Thursday 25 April 2013 by Catherine Baksi
Justice secretary Chris Grayling has sought to drive a wedge between solicitors and barristers over the drastic plans to cut criminal legal aid and restructure the market, the Gazette has learned.
At a meeting attended by circuit leaders and civil servants yesterday, Grayling said that he had tried to protect barristers in his plans for criminal legal aid reform - but threatened that if the bar did not co-operate, he would introduce price-competitive tendering (PCT) for Crown court work.
A note circulated by the South Eastern circuit following the meeting says that Grayling told those attending that he wants to maintain the independent bar and therefore did not include Crown court work in his plans to introduce PCT, or propose the introduction of one case one fee.
The note reports that he said: 'I have tried to protect the bar. I hope that the bar will not bite my hand off. I do not believe that these proposals will lead to the end of the independent bar. It is very important to maintain an independent bar. I will continue to give that message out.'
But he added: 'If the bar does not co-operate I may introduce PCT in the Crown court.'
According to the note, Grayling said that much of the legal aid savings would fall on solicitors, but he said £44m will need to come from the Crown court advocacy budget. He is reported to have said the Ministry of Justice will consider any alternative strategy to save the money needed, including looking at alternatives to PCT.

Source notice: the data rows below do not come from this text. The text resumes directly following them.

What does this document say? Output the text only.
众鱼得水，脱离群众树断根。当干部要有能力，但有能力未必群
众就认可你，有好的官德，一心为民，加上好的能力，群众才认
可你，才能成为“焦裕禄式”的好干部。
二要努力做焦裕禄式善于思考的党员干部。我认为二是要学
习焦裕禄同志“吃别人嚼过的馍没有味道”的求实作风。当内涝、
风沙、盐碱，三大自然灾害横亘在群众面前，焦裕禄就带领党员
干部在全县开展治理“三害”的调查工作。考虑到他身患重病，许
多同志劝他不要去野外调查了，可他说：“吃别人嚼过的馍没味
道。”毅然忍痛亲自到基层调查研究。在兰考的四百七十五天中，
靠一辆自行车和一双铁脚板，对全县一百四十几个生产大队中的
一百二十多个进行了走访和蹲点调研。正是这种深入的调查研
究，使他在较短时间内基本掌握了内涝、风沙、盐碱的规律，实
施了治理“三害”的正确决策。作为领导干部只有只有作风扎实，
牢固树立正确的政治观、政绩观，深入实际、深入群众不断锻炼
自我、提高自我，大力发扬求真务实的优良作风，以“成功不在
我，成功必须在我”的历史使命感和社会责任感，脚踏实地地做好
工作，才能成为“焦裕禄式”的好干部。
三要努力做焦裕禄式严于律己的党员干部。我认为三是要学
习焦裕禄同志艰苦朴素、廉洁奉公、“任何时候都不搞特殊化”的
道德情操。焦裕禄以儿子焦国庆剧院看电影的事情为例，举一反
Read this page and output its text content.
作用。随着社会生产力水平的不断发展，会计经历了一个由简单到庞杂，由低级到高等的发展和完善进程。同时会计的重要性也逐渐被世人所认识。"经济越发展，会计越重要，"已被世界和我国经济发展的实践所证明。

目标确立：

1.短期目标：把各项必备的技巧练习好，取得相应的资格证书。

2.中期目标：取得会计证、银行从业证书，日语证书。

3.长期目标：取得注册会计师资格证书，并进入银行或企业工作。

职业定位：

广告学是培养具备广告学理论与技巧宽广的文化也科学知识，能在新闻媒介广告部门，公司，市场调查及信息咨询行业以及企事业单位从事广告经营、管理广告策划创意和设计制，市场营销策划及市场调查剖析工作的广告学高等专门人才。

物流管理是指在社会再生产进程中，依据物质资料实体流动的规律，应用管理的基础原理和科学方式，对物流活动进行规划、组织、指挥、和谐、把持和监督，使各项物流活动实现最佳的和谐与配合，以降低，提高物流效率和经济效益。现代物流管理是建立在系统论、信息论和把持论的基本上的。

The note records that Grayling said that, after the current round of cuts, he will not look to the bar for further savings.
Grayling told the meeting that abandoning client choice was designed to help new entities, such as the bar, enter the market place.
He said he is keen to see chambers bid for contracts, and pledged to ensure that solicitors who owe 'a lot of money' to barristers or who act in an 'anti-competitive manner', would be ineligible to bid for contracts. Proposals for paying the same fees for short trials and guilty pleas were designed to help junior barristers who do a higher proportion of guilty plea work, he said.
Grayling offered to meet the circuit leaders again before the end of the PCT consultation on 4 June.
The note records that, after Grayling left, the circuit's leaders called attention to the bar's 'unprecedented' opposition to the proposals - and that 'unusually the anger has united the bar and the solicitors' profession'.
They said that the proposals would kill the independent criminal bar, threatening the rule of law. 'If we are right and these proposals kill the criminal bar, the position can never be reversed,' they said.
The note adds that once standards at the bar fall, the standard of the judiciary will drop as the bench relies on a strong legal profession to supply good judges.
Following the meeting, the note reports that the circuit leaders resolved to act in unison with criminal solicitors. To that end, the circuit leaders agreed to set up joint committees to liaise with solicitors and the Law Society, organise publicity and media engagement, and consider what actions the bar should take.